Nfld. & Labrador

Not surprised staff leaving Eastern Health: ex-CEO

The former head of Eastern Health says he is not surprised to see colleagues leave the beleaguered St. John's-based health authority.

The former head of Eastern Health says he is not surprised to see colleagues leave the beleaguered St. John's-based health authority.

George Tilley, who resigned as Eastern Health's chief executive officer last July, returned to the Cameron inquiry Monday to complete his testimony.

Tilley resigned after government lost confidence in him. A controversial review of a suspended radiologist's work was cited as the defining cause, but it followed weeks of controversy over flawed breast cancer testing.

When inquiry co-counsel Bern Coffey asked how he reacted to his departure, Tilley said, "Punched, feeling that 30 years of work was valuing less and less."

The inquiry, which is examining what went wrong with flawed hormone receptor tests and with how officials responded, has heard that Eastern Health had no coherent system for contacting patients about the problems, even though it had assured cabinet ministers that all patients had been contacted.

Tilley testified Monday that he accepted responsibility for the problems during a meeting last year with Health Minister Ross Wiseman.

Tilley told the inquiry that an inferior database made it impossible to know whether all patients had been contacted.

"The system does not have the level of automation that I think a lot of people in other industries have," Tilley said.

"It makes a situation, when you literally have hundreds of patients, near impossible to manage appropriately."

Eastern Health came into being in early 2005 when the provincial government amalgamated seven regional hospital, nursing home and community health boards, as well as a provincewide board responsible for cancer care.

While the authority was still organizing itself, and grappling with what Tilley has previously described as a reduced budget, it learned of serious mistakes with hormone receptor testing, which help determine the course of treatment that breast cancer patients receive.

In recent weeks, two pathologists have tendered their resignations at Eastern Health, although one, Dr.
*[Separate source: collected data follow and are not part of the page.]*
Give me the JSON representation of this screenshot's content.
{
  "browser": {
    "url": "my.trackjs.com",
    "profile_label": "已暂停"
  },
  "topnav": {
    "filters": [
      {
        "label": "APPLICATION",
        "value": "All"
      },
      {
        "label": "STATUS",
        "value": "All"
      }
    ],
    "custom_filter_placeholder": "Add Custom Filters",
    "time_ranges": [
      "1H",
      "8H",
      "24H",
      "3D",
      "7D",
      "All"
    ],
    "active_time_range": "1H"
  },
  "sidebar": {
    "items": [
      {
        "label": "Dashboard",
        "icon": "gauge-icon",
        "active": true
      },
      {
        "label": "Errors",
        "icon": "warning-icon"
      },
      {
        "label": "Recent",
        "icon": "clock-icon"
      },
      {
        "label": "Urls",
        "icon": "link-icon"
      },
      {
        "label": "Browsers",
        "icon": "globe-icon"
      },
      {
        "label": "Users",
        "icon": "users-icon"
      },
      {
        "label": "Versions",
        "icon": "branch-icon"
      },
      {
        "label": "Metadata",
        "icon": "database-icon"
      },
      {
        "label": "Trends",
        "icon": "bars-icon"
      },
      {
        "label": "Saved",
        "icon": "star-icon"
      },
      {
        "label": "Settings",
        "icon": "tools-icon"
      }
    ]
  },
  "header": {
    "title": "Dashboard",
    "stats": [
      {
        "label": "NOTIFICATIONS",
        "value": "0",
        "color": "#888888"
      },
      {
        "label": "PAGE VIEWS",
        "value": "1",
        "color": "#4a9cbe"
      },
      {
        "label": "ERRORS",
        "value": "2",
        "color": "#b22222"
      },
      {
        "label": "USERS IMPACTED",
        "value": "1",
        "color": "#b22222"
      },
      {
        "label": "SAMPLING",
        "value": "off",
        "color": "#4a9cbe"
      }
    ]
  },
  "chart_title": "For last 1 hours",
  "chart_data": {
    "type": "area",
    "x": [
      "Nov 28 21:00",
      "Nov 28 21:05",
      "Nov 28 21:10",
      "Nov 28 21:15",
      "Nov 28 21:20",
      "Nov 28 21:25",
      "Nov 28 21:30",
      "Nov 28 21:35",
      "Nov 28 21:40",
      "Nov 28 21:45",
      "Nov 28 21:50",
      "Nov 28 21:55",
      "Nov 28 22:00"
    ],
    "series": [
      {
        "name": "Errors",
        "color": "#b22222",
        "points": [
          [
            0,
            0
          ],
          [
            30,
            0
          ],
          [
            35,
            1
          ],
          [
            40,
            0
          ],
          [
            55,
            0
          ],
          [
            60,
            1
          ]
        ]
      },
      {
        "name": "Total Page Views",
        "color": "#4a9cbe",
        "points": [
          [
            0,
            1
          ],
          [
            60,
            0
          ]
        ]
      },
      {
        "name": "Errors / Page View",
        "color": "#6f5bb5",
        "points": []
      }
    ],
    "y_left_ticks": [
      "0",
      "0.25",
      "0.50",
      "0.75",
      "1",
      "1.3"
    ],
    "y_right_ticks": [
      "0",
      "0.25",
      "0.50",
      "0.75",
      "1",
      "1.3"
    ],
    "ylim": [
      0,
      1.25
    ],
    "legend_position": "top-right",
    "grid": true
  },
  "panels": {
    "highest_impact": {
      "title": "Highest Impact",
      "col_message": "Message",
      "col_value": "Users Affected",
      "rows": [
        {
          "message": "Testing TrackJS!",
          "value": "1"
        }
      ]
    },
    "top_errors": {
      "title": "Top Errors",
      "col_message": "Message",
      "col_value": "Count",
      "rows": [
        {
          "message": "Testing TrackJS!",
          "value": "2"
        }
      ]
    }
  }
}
Dan Fontaine, said his resignation is due not to the inquiry but to the lack of staffing and resources in his workplace.

Tilley, who was since hired by the Canadian Health Services Research Foundation, said he has spoken with former colleagues since he returned to St. John's last month to testify.

"This has got to be one of the most demanding management times for that organization," he told Justice Margaret Cameron.

"Staff are feeling a tremendous amount of anxiety, and I don't only put it down to the commission. I think that over the past year there's been a lot of media attention to that organization, and I believe some of it is very unfair, and that organization needs a lot of support and attention," Tilley said.

"It's not a surprise to me that people are choosing to look elsewhere."